Why such a slow query(the main table contains about 1300 KB rows)

Victor.Pozhitkov 2013-05-05 10:38:44

The quiery takes about 5 min to be executed. SQL Server 2008 R2, Win7 64, i7, 6GB

SQLkiwi 2013-05-05 11:22:01
The root cause is a poor cardinality estimate at the serial hash join:

Serial hash join

The rest of the plan is constructed by the optimizer based on the erroneous expectation that only 1 row will result from that join (1.2 million actually).

The Distribute Streams operates in broadcast mode – sending the input (expected to be one row) to all 8 threads (8 x 1.2 million = 9.6 million). Each of the 8 instances of the parallel hash join has memory allocation for its hash table based on the 1 row expectation. Each hash table is far too small to hold 1.2 million rows, resulting in recursive spills of hash table partitions (for each thread!) to physical tempdb and possibly even hash bailout. It is this recursive spilling or bailout that is primarily responsible for the poor performance. You would need to trace the Hash Warning event in Profiler to see this (SQL Server 2012 execution plans contain explicit warnings in the execution plan, but prior versions do not.)

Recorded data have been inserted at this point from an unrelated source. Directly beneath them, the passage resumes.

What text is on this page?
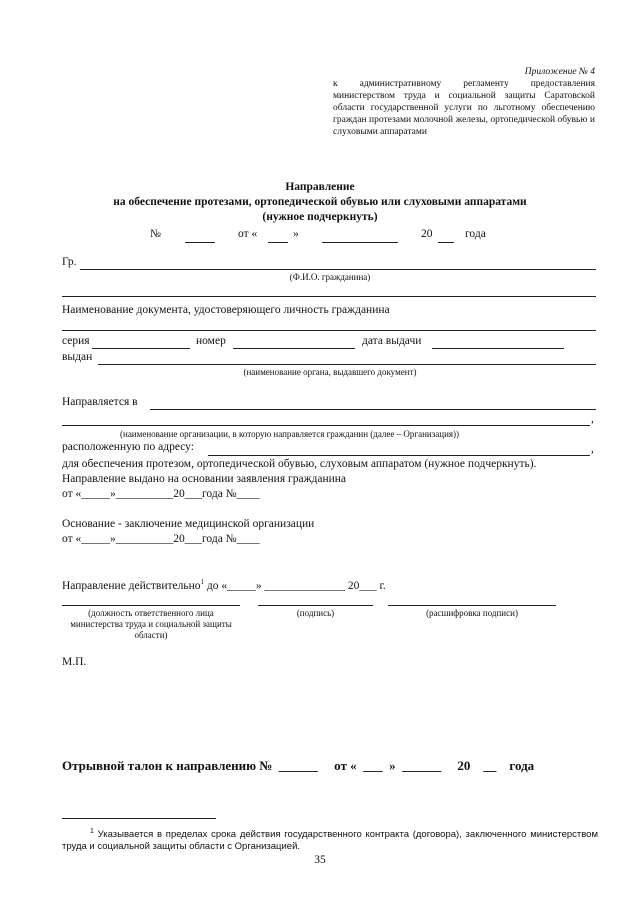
Приложение № 4
к административному регламенту предоставления министерством труда и социальной защиты Саратовской области государственной услуги по льготному обеспечению граждан протезами молочной железы, ортопедической обувью и слуховыми аппаратами
Направление
на обеспечение протезами, ортопедической обувью или слуховыми аппаратами
(нужное подчеркнуть)
№	от «	»	20	года
Гр.
(Ф.И.О. гражданина)
Наименование документа, удостоверяющего личность гражданина
серия	номер	дата выдачи
выдан
(наименование органа, выдавшего документ)
Направляется в
,
(наименование организации, в которую направляется гражданин (далее – Организация))
расположенную по адресу:	,
для обеспечения протезом, ортопедической обувью, слуховым аппаратом (нужное подчеркнуть).
Направление выдано на основании заявления гражданина
от «_____»__________20___года №____
Основание - заключение медицинской организации
от «_____»__________20___года №____
Направление действительно$^1$ до «_____» ______________ 20___ г.
(должность ответственного лица министерства труда и социальной защиты области)
(подпись)	(расшифровка подписи)
М.П.
Отрывной талон к направлению №  ______     от «  ___  »  ______     20    __    года
$^1$ Указывается в пределах срока действия государственного контракта (договора), заключенного министерством труда и социальной защиты области с Организацией.
35
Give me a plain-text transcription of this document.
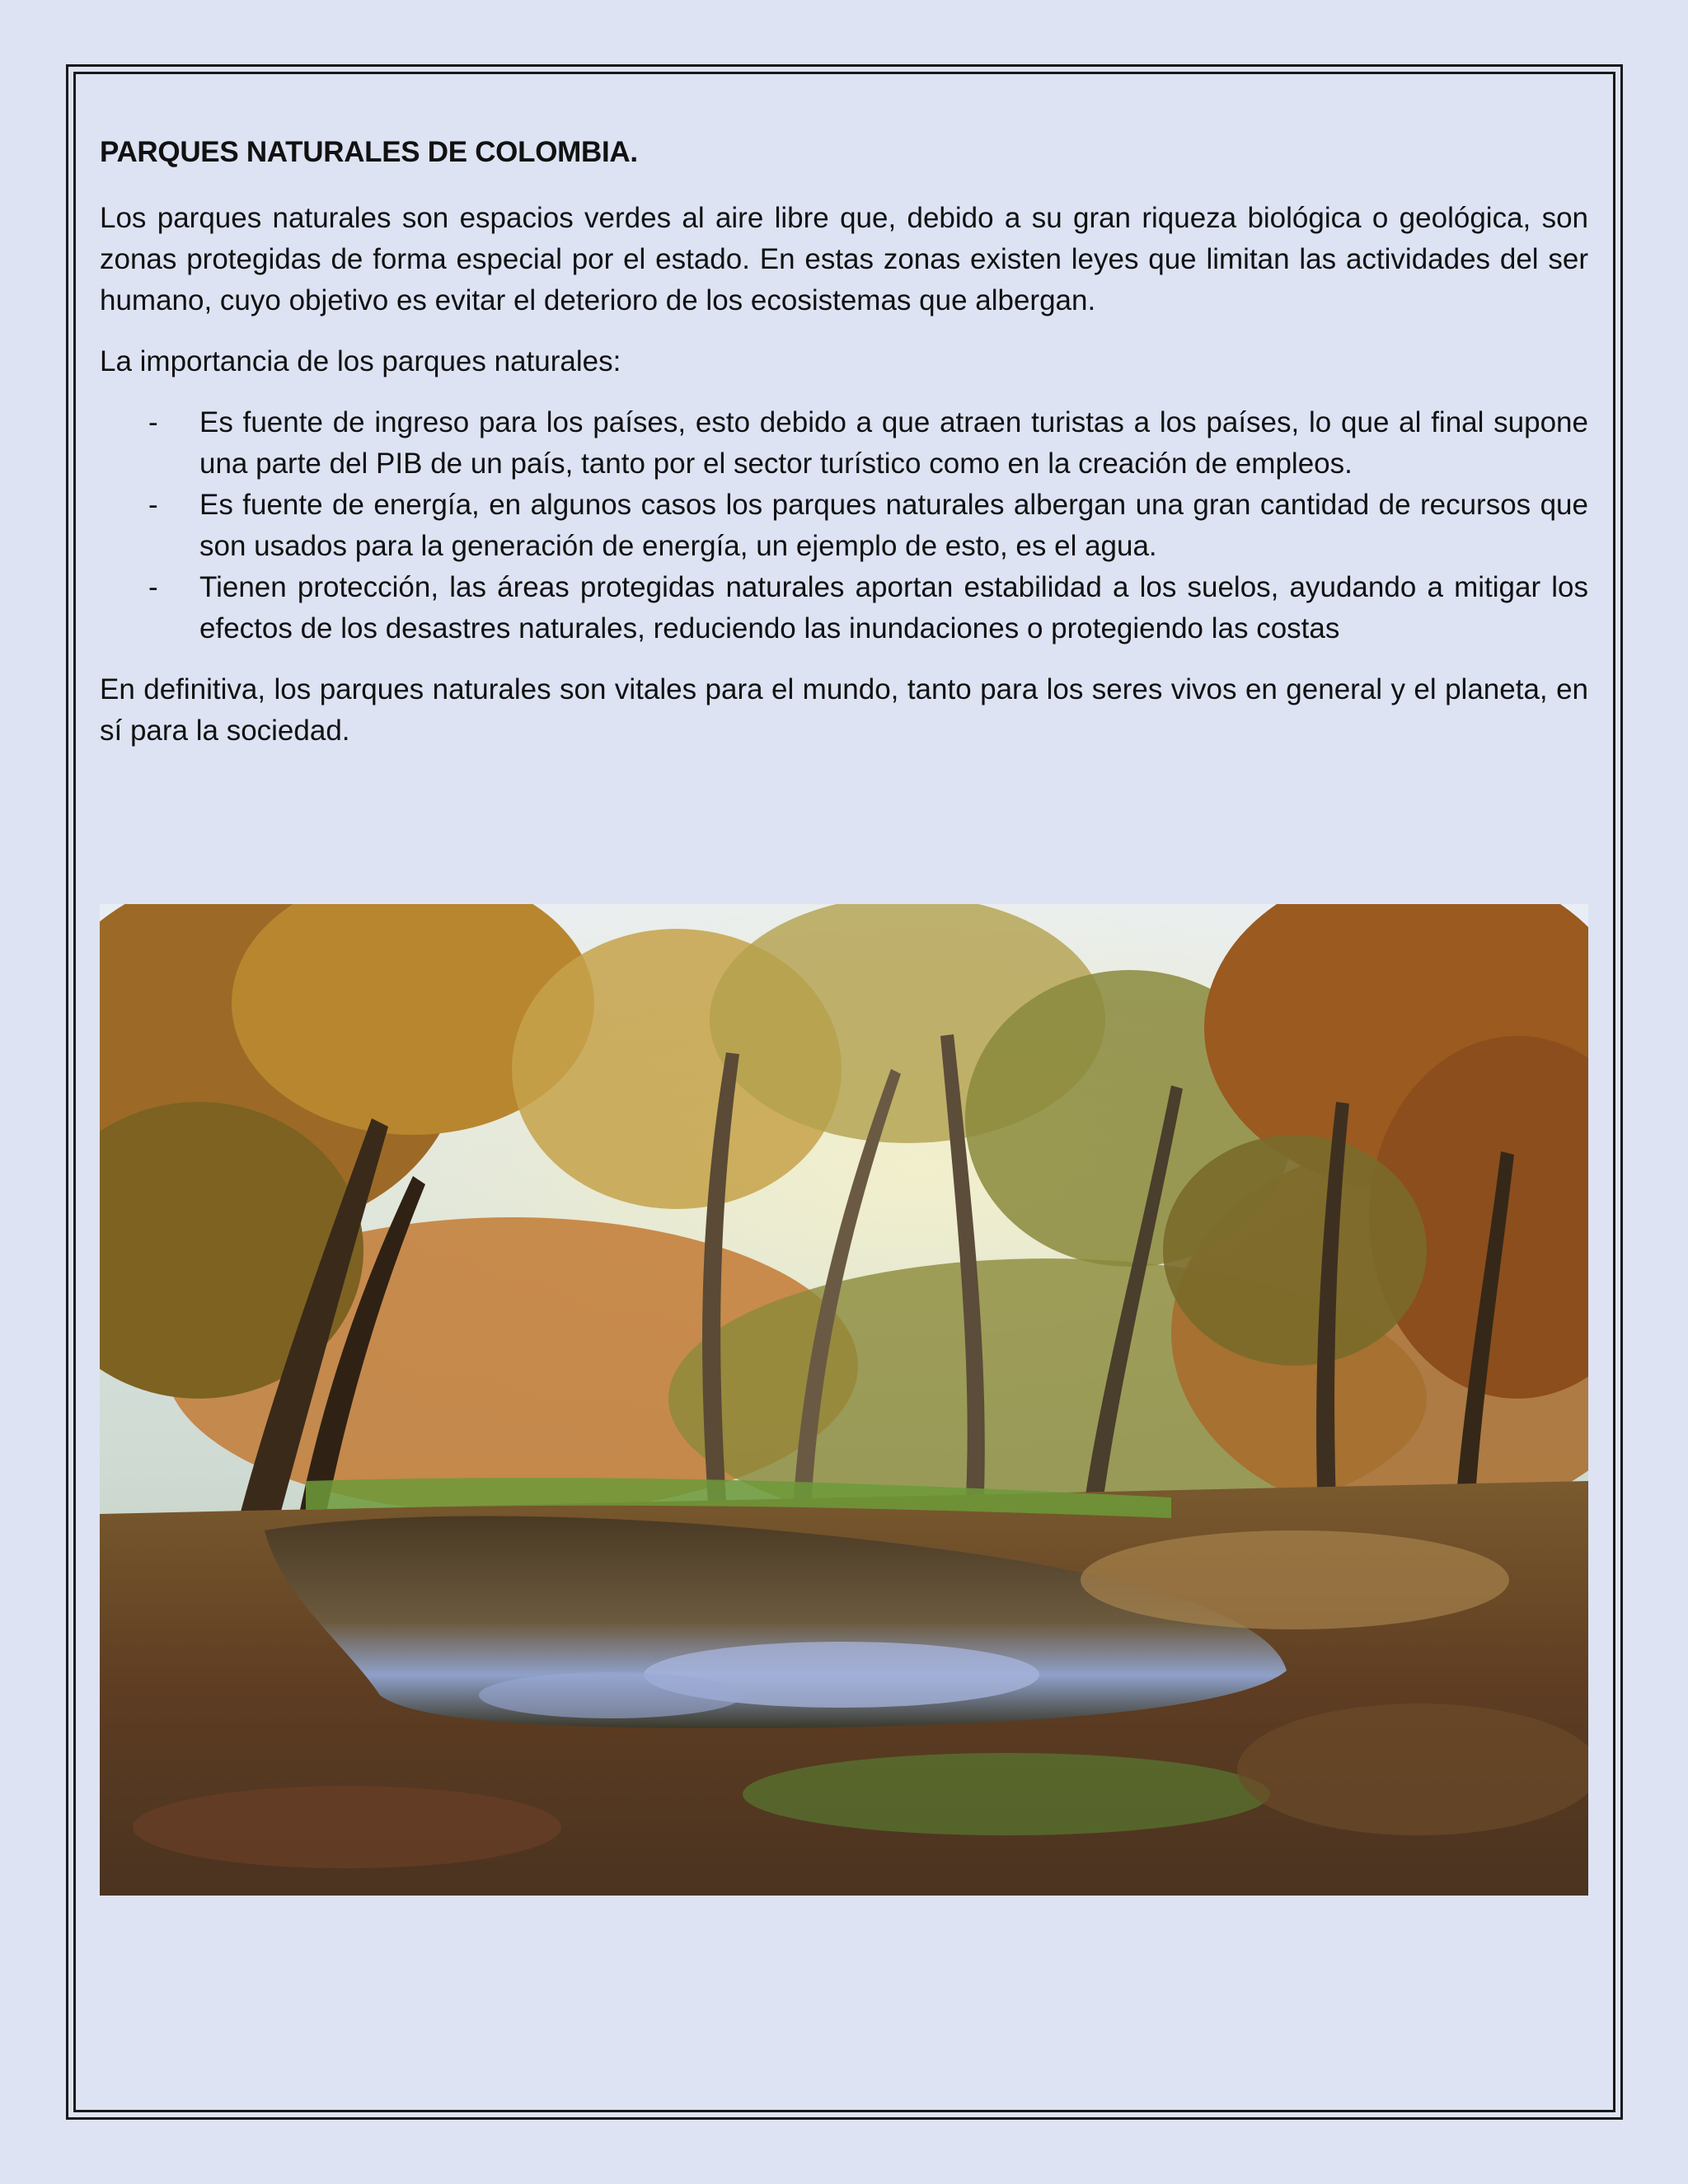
PARQUES NATURALES DE COLOMBIA.

Los parques naturales son espacios verdes al aire libre que, debido a su gran riqueza biológica o geológica, son zonas protegidas de forma especial por el estado. En estas zonas existen leyes que limitan las actividades del ser humano, cuyo objetivo es evitar el deterioro de los ecosistemas que albergan.

La importancia de los parques naturales:

- Es fuente de ingreso para los países, esto debido a que atraen turistas a los países, lo que al final supone una parte del PIB de un país, tanto por el sector turístico como en la creación de empleos.
- Es fuente de energía, en algunos casos los parques naturales albergan una gran cantidad de recursos que son usados para la generación de energía, un ejemplo de esto, es el agua.
- Tienen protección, las áreas protegidas naturales aportan estabilidad a los suelos, ayudando a mitigar los efectos de los desastres naturales, reduciendo las inundaciones o protegiendo las costas

En definitiva, los parques naturales son vitales para el mundo, tanto para los seres vivos en general y el planeta, en sí para la sociedad.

The next natural question is to ask why the cardinality estimate is so wrong, and what should be done to correct it. Unfortunately, there is insufficient information in the uploaded plan to address either of those questions in detail. The query text is truncated, and I would need a table definition and a copy of the statistics objects for the table to give you those answers. A description of what problem the query is designed to solve would be very helpful too.

That said, the query seems a little curious to me; a three-way join of a heap is an unusual construction. Finally, be sure you are running the latest version of Plan Explorer and that the actual plan was collected from Plan Explorer rather than being imported from SSMS – this would provide extra detail.

Victor.Pozhitkov 2013-05-11 06:20:08
Thanks for your replay, and I discovered that for table variables the statistics is being created in assumption one row in table and complex ctes produce the temporary table variables. So I think it is reason why compiler expects only 1 row instead of actual number of rows. I redesign the query to use temp tables. It is quite faster now.